HR professionals can be “the biggest block” to improving diversity and inclusion at work, a leading diversity specialist has said in a report published in People Management:
“Speaking at the Wainwright Trust annual event, Stephen Frost, head of diversity and inclusion at the London Organising Committee of the Olympic Games and Paralympic Games, said the situation was “a scandal” and called on HR to take up the challenge and lead change.
“I think it’s a scandal that HR professionals who should be the biggest agents for change in the workplace are often the biggest blockers. So I would like to get HR to focus on and lead on the issue of diversity and inclusion.
“Anybody doing diversity work will know that by necessity it is hard,” he continued. “There’s a real tension between doing the necessary creative best to encompass all the variables and people and diversity and on the other hand needing rigorous outputs including bringing about change. This tension has to be managed and I don’t think HR and diversity people are doing a great job of that. I’d say if you can create change you have to.”
Following a question during the debate Frost also criticised people “masquerading” as diversity heroes that are in fact maintaining the status quo. He said he always judged people on what they had achieved in their organisations rather than by their public pronouncements.
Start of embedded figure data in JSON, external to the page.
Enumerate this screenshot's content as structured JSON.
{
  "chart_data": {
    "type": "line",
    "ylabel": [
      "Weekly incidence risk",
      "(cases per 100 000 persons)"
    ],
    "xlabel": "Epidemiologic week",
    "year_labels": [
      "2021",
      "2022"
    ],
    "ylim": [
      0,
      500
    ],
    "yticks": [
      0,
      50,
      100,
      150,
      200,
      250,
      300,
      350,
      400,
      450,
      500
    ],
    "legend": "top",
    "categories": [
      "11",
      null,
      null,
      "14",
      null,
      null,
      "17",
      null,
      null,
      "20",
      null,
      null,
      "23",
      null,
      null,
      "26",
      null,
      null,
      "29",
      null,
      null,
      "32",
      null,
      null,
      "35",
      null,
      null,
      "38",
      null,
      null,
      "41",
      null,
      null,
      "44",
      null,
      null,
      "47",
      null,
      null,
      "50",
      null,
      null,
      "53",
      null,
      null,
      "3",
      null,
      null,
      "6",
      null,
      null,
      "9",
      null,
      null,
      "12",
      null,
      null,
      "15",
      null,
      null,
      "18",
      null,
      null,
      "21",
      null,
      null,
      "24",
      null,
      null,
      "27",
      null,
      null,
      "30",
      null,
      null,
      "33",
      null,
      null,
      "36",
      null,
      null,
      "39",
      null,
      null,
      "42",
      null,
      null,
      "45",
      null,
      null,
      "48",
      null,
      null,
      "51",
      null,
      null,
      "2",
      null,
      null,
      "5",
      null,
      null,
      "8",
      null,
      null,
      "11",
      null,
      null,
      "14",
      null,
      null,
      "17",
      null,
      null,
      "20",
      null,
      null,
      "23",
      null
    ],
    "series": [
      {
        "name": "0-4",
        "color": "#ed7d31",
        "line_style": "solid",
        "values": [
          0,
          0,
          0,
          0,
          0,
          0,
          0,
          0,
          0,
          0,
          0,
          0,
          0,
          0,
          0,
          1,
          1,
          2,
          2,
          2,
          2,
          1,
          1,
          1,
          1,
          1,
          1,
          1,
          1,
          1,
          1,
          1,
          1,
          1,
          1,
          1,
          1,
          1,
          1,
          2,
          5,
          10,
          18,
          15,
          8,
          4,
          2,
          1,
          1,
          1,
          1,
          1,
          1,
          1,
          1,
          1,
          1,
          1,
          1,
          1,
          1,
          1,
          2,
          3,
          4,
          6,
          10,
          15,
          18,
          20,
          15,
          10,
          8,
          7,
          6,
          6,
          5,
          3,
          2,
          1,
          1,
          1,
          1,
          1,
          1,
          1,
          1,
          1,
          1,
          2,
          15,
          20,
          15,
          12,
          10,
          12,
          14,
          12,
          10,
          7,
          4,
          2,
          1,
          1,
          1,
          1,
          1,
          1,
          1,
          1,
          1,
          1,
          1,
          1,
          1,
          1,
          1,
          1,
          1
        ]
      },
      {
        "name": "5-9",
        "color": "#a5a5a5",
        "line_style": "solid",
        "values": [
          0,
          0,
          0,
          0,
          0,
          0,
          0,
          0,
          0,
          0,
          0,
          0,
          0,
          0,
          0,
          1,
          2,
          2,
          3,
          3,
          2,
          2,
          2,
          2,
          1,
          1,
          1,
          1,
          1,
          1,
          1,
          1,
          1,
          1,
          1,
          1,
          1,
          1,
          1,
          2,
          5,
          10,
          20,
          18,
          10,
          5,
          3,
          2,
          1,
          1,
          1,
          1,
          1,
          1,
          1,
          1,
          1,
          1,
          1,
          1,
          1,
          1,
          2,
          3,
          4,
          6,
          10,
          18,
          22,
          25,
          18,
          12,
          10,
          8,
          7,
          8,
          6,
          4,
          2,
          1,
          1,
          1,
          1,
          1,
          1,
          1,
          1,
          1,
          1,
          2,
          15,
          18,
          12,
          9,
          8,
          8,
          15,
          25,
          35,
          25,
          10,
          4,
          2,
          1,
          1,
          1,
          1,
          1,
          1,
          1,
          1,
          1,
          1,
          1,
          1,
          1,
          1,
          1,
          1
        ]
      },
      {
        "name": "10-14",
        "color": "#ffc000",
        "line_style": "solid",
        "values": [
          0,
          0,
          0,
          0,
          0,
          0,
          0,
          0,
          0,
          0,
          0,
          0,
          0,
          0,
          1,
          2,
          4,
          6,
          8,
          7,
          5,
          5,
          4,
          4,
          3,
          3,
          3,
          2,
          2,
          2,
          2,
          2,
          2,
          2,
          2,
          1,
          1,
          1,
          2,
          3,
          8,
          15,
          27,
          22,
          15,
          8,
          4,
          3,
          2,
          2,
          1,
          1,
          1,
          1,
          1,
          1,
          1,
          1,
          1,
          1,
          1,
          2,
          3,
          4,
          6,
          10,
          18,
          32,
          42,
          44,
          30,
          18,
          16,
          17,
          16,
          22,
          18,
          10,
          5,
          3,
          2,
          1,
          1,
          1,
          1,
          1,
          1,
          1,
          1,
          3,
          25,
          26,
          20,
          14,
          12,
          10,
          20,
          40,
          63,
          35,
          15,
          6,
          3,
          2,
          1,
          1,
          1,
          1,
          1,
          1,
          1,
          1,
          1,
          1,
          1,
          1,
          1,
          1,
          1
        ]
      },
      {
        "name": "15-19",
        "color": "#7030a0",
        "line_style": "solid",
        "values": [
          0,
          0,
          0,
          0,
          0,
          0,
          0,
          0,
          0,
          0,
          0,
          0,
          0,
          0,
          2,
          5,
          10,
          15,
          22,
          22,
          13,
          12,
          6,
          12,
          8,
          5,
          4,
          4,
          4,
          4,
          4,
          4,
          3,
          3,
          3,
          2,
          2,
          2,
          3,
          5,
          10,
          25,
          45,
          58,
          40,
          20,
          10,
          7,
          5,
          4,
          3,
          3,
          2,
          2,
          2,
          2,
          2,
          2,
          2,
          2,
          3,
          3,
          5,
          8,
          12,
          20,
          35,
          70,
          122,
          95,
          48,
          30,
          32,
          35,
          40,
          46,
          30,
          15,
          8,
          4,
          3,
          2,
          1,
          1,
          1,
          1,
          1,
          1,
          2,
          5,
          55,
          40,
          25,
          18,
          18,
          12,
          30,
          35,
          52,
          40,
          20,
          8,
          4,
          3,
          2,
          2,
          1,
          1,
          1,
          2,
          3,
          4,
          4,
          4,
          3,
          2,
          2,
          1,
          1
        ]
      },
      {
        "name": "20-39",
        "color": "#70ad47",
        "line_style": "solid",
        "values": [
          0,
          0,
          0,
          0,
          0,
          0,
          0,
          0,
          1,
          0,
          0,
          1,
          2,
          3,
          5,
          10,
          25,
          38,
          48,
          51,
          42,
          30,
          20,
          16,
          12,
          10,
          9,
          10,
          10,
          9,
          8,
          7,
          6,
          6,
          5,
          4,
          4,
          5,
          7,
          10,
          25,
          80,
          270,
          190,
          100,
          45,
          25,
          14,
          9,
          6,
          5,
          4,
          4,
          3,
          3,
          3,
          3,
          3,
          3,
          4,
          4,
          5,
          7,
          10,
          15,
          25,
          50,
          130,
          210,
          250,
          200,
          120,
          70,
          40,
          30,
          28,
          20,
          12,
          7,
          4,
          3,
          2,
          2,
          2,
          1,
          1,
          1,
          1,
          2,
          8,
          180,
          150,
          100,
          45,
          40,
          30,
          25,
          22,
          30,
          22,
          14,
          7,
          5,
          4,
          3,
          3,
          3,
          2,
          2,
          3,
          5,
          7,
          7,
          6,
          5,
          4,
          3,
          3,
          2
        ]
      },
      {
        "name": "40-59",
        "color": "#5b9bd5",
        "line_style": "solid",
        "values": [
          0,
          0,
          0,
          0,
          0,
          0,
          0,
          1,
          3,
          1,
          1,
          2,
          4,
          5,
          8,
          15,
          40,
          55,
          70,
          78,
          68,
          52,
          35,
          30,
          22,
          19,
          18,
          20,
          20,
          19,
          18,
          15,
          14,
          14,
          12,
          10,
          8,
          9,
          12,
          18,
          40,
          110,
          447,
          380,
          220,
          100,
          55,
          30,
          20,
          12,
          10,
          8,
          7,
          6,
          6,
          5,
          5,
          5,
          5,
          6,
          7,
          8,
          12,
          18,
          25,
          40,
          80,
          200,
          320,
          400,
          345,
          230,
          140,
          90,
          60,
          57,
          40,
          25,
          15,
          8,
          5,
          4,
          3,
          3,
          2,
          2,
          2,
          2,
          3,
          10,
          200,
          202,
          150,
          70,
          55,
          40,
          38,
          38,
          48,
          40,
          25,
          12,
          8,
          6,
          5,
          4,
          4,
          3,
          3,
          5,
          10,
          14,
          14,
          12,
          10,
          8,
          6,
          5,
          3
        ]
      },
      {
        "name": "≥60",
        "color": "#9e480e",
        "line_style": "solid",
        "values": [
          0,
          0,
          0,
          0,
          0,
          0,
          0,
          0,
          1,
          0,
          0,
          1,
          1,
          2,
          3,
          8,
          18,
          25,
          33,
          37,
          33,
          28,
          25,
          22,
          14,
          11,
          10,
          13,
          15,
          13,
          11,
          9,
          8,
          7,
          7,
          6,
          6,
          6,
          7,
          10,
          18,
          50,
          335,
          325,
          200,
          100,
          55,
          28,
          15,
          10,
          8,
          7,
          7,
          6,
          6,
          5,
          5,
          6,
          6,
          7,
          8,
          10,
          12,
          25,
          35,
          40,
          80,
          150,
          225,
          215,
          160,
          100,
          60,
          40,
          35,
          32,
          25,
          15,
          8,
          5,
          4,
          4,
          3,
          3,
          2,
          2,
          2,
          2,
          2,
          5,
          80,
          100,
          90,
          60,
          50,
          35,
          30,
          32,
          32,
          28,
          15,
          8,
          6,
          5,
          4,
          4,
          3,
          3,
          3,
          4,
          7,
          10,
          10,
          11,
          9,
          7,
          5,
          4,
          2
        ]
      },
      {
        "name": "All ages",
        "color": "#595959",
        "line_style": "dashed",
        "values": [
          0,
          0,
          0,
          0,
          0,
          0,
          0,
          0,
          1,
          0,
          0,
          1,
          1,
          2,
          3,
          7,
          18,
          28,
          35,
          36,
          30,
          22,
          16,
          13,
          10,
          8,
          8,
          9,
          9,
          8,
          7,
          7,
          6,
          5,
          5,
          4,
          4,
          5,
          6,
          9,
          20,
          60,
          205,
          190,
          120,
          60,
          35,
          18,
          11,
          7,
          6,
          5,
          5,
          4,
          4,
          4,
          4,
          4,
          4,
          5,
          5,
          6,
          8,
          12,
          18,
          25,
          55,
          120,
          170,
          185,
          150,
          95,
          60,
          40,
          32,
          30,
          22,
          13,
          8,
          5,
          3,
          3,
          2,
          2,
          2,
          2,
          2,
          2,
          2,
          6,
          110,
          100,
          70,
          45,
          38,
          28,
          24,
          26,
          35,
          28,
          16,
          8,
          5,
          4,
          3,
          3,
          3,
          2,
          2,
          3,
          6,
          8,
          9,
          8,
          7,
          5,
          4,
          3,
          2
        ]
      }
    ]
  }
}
Frost also highlighted the Paralympics as a key opportunity to engage people in the conversation about inclusion at work as “disabled people are still massively under employed,” he said.
We have also said this earlier in our forthright article in Personnel Today – the CIPD needs to give genuine leadership and direction in this area, and is failing to do so at present. HR is the critical profession in this country if we are to improve diversity in the workplace, and there should be pressure from the government and the private sector to persuade it to change and put positive skills and resources around the training and innovation in this area. The leaders should do so through direct example, and strategic focus and resource allocation.
Here are some practical tips of how this can be achieved:
- There should be CIPD Board members and executives who come from minority backgrounds such as ethnicity and disability - there is too much focus on gender at present and too little on other minorities
- A special task force should be set up to provide strategic leadership and guidance in this area
- The course curriculum and training provision should be revised to ensure diversity principles are fully embedded and topics like cultural intelligence and faith included
- Ethnic and disabled members of the CIPD should be pro-actively engaged and consulted on the diversity strategy
These tips would certainly set them moving in the right direction.